The Greens emerged from the student protests of 1968. Influenced by the theories of the Frankfurt School and postmodernism, the rebellious students rejected the struggle for a socialist perspective in the working class. When the Green Party was founded in 1980, environmentalism, pacifism and grassroots democracy were at the centre of its programme; there was no place for socialism.

The Greens’ transition into the camp of militarism and attacks on social programs is directly linked to the material rise of the social milieu upon which they rely. The stock market and real estate boom of the past three decades has provided them with unexpected levels of wealth, while poverty has swollen at the other end of society.
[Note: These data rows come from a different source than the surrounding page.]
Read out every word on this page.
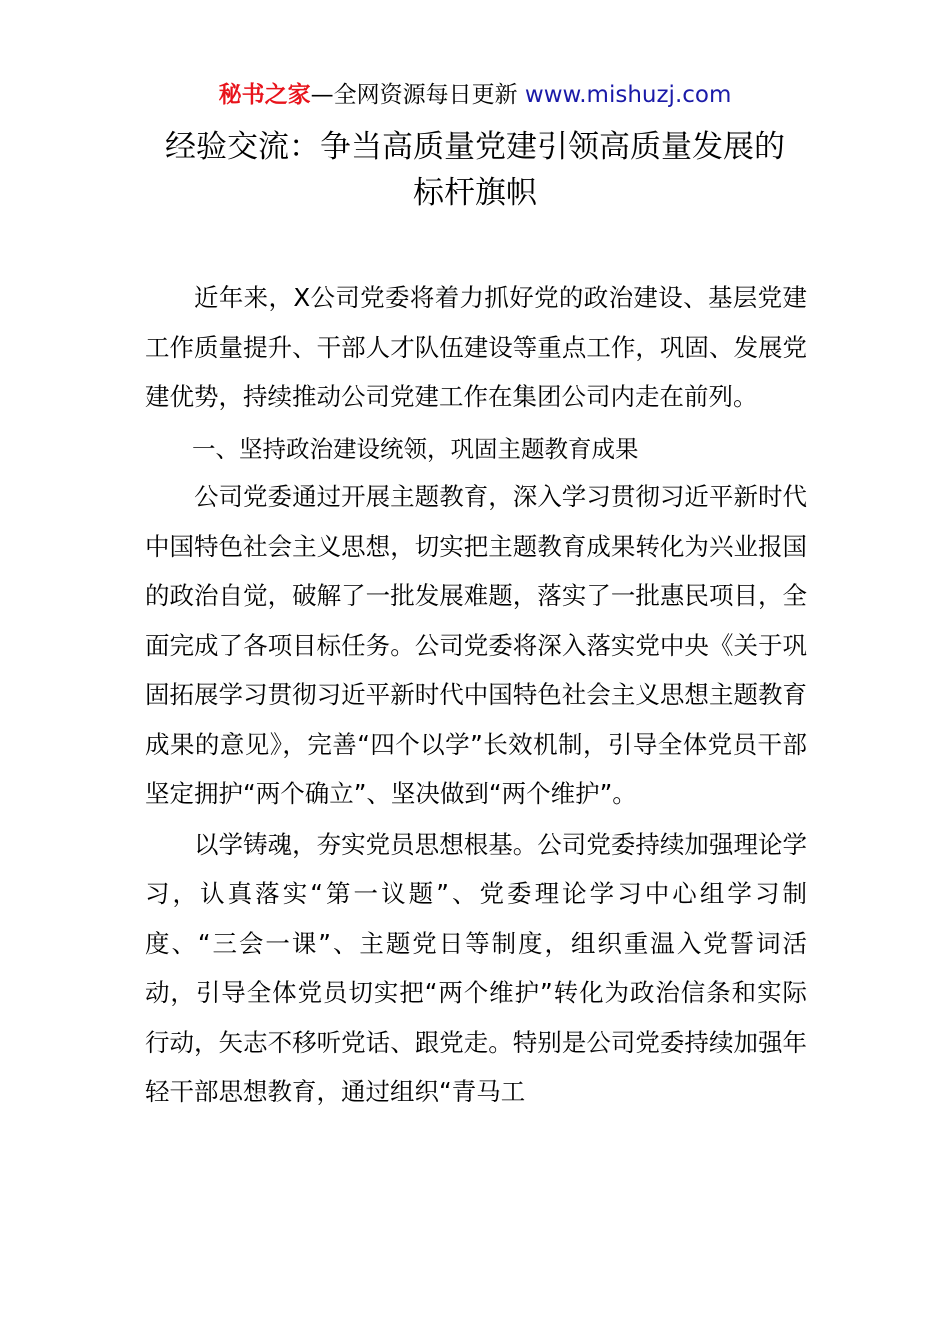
秘书之家—全网资源每日更新 www.mishuzj.com
经验交流：争当高质量党建引领高质量发展的
标杆旗帜

近年来，X公司党委将着力抓好党的政治建设、基层党建工作质量提升、干部人才队伍建设等重点工作，巩固、发展党建优势，持续推动公司党建工作在集团公司内走在前列。

一、坚持政治建设统领，巩固主题教育成果

公司党委通过开展主题教育，深入学习贯彻习近平新时代中国特色社会主义思想，切实把主题教育成果转化为兴业报国的政治自觉，破解了一批发展难题，落实了一批惠民项目，全面完成了各项目标任务。公司党委将深入落实党中央《关于巩固拓展学习贯彻习近平新时代中国特色社会主义思想主题教育成果的意见》，完善“四个以学”长效机制，引导全体党员干部坚定拥护“两个确立”、坚决做到“两个维护”。

以学铸魂，夯实党员思想根基。公司党委持续加强理论学习，认真落实“第一议题”、党委理论学习中心组学习制度、“三会一课”、主题党日等制度，组织重温入党誓词活动，引导全体党员切实把“两个维护”转化为政治信条和实际行动，矢志不移听党话、跟党走。特别是公司党委持续加强年轻干部思想教育，通过组织“青马工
Supporters of the Greens have the second highest average income of all parties after the FDP. Of its members, 68 percent have a university degree, 45 percent are civil servants or clerical workers—more than in any other party. They fear the social opposition of the working class because it threatens their privileges. That is why they are responding to the growing social antagonisms, which have come to a head in the pandemic, with another lurch to the right.

The toxic mix of militarism and identity politics that characterises the new leadership of the Greens is an expression of this development. It will invariably bring the Greens—and the “traffic light” coalition as a whole—into sharp conflict with the working class.